Atlântida era constituída de cinco reinos: Érebo, Seláquia, Delfos, Octópia e Netuna (assim rebatizada quando Caleo deu o maior golpe de Estado ao subjugar Kaerius). Apesar de sua história ser marcada por guerras violentas, traições e trocas de poder entre as quatro raças, Atlântida viveu um período relativamente pacífico a partir do reinado de Kaerius, instituindo-se o Conselho Sirênico para que todos no reino tivessem direito à voz. Infelizmente, com o aumento exponencial da poluição marinha nas últimas décadas, muitos atlantes passaram a ver com maus olhos os caminhantes — assim denominados os humanos que viviam na superfície e também os responsáveis por toda aquela sujeira tóxica que matava atlantes ano após ano, com mais rapidez e eficiência que a guerra mais sangrenta da história. Rapidamente, o ódio e a intolerância germinaram entre os atlantes, sobretudo contra os sirênicos mestiços, aqueles que haviam nascido do cruzamento entre um sirênico puro com um caminhante. Os sirênicos puros os culpavam pela sua ruína e passaram a persegui-los com o intuito de restabelecer a ordem natural atlante.
Caleo era um dos braços direitos de Kaerius, mas não demorou muito para que sua sede de poder viesse à tona. Aproveitando-se da onda de insatisfação contra as políticas pacifistas e intercambistas de Kaerius, por baixo dos panos ele arquitetou uma conspiração para derrubar o rei, conseguindo muitos apoiadores para a sua causa. Por isso, quando descobriu-se que Kaerius mantinha um relacionamento secreto e extraconjugal com uma mulher caminhante, e que ela daria à luz uma mestiça, o golpe se concretizou. Uma herdeira mestiça era algo inaceitável, então Kaerius fora proclamado traidor da raça e os golpistas elegeram Caleo para assumir o trono provisoriamente e presidir o Conselho de Sentença. Como era de se esperar, o rei traidor foi condenado à morte e sua filha, Coral, banida para sempre de Atlântida. No entanto, Caleo não se contentaria apenas com isso. Após uma série de medidas arbitrárias, ele começou a perseguir Diana, a amada de Kaerius, e sua filha, o que culminou no acidente que matara a mãe e levara Coral a ir morar com a tia.
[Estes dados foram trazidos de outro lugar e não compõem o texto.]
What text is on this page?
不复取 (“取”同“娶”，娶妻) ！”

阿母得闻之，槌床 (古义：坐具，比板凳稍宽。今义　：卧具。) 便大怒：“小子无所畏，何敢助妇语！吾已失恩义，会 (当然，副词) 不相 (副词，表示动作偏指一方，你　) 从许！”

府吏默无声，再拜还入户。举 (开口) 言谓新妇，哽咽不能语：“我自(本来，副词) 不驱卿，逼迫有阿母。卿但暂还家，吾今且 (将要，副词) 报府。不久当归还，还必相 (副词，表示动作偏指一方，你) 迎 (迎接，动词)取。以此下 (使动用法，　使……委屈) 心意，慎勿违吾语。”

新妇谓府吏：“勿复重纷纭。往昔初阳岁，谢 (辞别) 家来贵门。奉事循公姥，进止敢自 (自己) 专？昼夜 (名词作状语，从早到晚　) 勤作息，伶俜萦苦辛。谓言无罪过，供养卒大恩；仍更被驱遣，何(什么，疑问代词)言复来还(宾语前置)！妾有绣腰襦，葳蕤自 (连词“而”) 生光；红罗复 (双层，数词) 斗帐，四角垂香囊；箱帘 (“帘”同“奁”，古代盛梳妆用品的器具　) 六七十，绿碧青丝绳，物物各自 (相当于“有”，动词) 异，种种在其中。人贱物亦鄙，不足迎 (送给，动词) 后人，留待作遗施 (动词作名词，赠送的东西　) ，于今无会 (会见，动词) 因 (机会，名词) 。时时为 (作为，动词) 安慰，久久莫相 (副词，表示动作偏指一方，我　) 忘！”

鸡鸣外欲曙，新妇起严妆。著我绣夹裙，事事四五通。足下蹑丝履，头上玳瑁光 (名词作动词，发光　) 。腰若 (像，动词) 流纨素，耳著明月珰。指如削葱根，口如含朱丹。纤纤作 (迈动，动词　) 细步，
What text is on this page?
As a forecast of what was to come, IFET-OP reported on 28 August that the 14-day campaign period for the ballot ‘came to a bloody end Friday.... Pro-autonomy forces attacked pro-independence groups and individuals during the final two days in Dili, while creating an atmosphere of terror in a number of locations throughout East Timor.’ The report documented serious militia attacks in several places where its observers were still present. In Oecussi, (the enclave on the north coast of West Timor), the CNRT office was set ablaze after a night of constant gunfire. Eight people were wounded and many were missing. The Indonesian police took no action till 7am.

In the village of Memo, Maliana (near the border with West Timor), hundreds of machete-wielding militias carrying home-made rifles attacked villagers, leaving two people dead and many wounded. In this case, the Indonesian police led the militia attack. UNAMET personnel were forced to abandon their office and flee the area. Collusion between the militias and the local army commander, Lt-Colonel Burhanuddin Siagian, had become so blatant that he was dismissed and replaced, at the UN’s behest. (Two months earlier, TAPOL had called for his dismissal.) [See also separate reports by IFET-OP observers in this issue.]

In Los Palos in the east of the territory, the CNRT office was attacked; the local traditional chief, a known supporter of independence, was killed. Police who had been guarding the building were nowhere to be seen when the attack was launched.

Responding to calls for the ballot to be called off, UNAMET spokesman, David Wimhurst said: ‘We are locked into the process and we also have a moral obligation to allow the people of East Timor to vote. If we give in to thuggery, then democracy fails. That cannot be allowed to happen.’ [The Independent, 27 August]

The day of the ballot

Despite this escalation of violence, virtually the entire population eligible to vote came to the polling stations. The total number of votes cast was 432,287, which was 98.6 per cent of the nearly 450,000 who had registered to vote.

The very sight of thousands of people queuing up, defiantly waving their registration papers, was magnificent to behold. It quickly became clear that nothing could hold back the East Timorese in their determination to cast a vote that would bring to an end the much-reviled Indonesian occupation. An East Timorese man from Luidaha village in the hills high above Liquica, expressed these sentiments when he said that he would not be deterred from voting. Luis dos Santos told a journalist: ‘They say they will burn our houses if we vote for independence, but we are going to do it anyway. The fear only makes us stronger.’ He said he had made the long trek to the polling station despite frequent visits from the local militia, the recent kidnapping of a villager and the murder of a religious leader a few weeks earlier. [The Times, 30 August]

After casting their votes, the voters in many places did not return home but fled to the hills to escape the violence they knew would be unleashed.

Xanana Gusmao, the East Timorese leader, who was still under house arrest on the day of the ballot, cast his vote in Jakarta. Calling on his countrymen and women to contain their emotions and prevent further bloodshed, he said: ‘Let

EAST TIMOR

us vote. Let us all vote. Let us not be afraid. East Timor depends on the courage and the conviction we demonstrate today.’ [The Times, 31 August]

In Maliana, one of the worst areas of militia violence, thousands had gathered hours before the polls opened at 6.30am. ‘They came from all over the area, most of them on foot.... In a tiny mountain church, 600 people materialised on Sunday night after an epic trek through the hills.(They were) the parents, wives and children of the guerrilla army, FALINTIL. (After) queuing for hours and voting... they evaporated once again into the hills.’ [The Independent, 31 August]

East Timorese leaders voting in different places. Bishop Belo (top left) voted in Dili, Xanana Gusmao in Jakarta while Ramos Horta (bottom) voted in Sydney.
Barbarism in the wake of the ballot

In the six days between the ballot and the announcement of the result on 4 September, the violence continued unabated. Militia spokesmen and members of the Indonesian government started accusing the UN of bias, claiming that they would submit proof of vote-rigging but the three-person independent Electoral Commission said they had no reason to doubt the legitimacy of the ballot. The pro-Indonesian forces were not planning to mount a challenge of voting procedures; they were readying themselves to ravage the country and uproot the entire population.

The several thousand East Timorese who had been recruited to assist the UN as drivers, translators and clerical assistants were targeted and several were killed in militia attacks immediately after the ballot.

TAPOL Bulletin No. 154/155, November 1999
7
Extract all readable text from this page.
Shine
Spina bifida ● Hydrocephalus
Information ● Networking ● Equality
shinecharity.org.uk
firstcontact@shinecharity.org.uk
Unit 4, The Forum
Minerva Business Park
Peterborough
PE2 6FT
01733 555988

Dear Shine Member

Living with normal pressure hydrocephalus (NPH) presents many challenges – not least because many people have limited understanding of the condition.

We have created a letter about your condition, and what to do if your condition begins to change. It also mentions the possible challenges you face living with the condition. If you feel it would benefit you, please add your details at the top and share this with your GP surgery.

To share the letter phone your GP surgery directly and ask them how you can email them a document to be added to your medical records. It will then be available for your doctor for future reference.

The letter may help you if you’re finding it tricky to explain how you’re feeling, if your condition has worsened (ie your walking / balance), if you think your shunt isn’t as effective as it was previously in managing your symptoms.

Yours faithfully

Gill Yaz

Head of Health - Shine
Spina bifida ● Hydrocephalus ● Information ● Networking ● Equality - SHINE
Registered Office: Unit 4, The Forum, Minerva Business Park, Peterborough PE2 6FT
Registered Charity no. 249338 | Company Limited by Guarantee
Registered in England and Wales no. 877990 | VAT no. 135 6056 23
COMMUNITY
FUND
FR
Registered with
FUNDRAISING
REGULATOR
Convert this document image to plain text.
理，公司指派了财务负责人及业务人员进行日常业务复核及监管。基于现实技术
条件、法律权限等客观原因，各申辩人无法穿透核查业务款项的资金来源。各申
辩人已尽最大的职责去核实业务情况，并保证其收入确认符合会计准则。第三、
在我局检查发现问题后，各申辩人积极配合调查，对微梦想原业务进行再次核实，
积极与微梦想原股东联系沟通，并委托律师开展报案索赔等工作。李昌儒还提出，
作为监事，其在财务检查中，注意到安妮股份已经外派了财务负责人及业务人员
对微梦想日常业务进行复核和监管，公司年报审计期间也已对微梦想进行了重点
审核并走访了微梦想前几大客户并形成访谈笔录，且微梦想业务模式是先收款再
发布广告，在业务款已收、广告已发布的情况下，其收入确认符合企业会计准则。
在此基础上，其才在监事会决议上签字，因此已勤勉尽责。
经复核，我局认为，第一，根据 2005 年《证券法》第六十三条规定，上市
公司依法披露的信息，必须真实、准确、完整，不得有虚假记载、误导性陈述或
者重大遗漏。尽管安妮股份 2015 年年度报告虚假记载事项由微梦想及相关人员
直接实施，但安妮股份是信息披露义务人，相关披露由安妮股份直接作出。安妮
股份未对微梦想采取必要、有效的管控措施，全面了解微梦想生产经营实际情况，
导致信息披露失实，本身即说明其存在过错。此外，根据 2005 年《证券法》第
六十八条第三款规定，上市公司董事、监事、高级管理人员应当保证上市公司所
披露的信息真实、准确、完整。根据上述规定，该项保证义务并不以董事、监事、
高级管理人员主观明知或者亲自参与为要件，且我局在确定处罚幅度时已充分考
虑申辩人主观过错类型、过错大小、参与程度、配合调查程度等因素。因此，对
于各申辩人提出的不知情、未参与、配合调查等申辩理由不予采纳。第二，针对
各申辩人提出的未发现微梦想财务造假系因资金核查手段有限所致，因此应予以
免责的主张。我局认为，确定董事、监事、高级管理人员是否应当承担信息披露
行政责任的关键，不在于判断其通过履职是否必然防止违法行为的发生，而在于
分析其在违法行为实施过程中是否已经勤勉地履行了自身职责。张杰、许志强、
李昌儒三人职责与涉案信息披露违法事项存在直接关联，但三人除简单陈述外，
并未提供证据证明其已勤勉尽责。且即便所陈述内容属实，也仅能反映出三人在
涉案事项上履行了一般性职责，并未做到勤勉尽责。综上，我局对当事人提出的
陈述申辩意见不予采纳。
Petrus contou-lhe tudo isso enquanto mexia no cabelo de Coral. Virada contra o espelho para não ver o resultado final, ela tentava colocar as ideias em ordem enquanto era bombardeada por um tsunami de informações. Por mais absurda que a história fosse, a garota sentia em seu íntimo que aquela era a verdade. Finalmente a verdade que ela tanto buscou a vida toda. No entanto, o que descobriu não a confortava de modo algum. Saber da morte injusta do pai a devastava por completo. Era como perdê-lo pela segunda vez, definitiva e irreversivelmente.
— Foi por isso que fugiu de Atlântida? — conseguiu dizer por fim. — Para fugir do autoritarismo de Caleo?
— Em partes, sim. Atlântida não é mais o que costumava ser, Caleo acabou até mesmo com o programa de integração do Centro Acadêmico. Hoje em dia só sirênicos puros podem estudar lá.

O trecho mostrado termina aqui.